Si la distance physique est parfois grande en raison de leurs activités, le couple reste uni comme au premier jour.

Le mari de Mimie Mathy, Benoist, passe beaucoup de temps dans sa vigne. « Il est plutôt à s’occuper de ses vignes pour lesquelles il a une véritable passion, de 6 heures à 18 heures », a confié la comédienne lors de l’entretien qu’elle a accordé récemment au magazine Télé Star. Des propos repris par France Dimanche qui l’affirme délaissée par son conjoint.

D’après la publication, Mimie Mathy et son époux « ne feraient que se croiser ». « Elle a beau être le grand amour de son mari, elle ne pourrait lutter avec cette dévorante passion qu’il s’est découverte en 2011 », commente le magazine qui explique que le compagnon de Mimie Mathy a mué en un véritable vigneron.
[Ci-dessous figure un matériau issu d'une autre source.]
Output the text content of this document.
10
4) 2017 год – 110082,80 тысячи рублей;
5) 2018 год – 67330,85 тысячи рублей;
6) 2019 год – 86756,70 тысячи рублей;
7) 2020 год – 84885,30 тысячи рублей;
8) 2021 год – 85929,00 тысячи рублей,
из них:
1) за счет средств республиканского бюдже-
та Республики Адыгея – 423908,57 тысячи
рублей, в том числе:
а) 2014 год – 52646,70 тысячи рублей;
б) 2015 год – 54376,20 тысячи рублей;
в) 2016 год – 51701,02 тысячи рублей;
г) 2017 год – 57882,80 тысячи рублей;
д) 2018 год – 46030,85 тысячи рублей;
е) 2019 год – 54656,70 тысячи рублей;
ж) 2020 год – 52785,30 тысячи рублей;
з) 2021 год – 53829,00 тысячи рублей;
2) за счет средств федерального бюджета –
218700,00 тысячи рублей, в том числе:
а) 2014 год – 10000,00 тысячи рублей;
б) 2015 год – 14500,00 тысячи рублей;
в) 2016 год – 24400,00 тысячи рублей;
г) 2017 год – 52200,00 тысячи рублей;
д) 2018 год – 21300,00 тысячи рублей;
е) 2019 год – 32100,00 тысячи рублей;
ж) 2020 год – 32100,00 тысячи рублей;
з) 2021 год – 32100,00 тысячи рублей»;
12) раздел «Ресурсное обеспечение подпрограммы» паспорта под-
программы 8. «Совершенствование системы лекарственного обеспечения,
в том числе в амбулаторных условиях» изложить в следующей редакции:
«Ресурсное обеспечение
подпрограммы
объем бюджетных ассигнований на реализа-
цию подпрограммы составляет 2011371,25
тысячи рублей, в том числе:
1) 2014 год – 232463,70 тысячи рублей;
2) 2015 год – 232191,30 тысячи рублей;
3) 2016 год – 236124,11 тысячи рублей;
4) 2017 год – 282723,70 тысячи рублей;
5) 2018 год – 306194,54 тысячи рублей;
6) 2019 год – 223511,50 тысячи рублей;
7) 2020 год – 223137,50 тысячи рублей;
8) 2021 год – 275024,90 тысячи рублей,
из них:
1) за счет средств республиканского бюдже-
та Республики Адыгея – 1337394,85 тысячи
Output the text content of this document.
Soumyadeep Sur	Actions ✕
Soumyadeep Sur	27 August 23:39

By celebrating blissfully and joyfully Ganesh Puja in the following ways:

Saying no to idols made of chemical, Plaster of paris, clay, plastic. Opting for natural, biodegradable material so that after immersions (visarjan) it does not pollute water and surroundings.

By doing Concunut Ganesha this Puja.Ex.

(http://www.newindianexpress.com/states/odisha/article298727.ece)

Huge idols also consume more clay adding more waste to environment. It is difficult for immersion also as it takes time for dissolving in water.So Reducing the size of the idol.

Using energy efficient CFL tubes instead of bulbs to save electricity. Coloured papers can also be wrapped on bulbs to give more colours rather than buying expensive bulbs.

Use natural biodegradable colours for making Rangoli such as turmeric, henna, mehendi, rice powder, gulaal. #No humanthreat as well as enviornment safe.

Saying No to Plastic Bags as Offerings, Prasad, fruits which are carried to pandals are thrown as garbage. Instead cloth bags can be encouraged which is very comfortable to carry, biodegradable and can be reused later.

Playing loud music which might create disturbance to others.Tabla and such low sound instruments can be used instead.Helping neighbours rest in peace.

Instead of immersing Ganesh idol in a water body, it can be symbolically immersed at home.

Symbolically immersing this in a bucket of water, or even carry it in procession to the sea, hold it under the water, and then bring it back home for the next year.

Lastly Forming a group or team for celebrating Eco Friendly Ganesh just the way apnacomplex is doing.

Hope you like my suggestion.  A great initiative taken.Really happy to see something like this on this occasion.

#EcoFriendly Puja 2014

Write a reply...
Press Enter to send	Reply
En 2013, il a mis en bouteille son propre vin baptisé Minoit, de leurs deux prénoms: Mi pour Mimie et Noit pour Benoist.

Une occupation qui oblige souvent le couple à demeurer loin l’un de l’autre. Malgré cela, ils restent proches et toujours aussi amoureux que lorsqu’ils se sont rencontrés. France Dimanche le confirme d’ailleurs dans ses dernières lignes. « S’il peut s’éloigner d’elle pour s’occuper de son vin, dans son coeur, elle demeure la première », lit-on.

Invitée au mois d’août dernier dans Sept à Huit sur TF1, Mimie Mathy expliquait d’ailleurs être heureuse en couple et en famille. La comédienne vient cependant de traverser une période douloureuse. En l’espace de deux mois, elle a perdu ses deux parents. Le 16 août, sa mère Roberte Mathy s’est éteinte à l’âge de 91 ans, deux mois après son mari, Marcel Mathy, décédé à l’âge de 89 ans.
Les parents de Mimie Mathy ont été tous deux enterrés au cimetière communal de Bron dans le Rhône. En 2016, lors d’une interview qu’ils accordaient à Télé Poche, Roberte et Marcel Mathy se confiaient sur le nanisme de leur fille et expliquaient comment ils avaient dû gérer la situation inédite pour eux.

« Il n’était pas question de lui fabriquer son monde à elle, par exemple en changeant la position des interrupteurs ou en plaçant les objets à sa hauteur », avait confié le père de la comédienne. « Tu te débrouilles, tu montes sur une chaise. Tu vas t’adapter à ce monde et ce monde s’adaptera à toi, c’est tout », lui disaient-ils.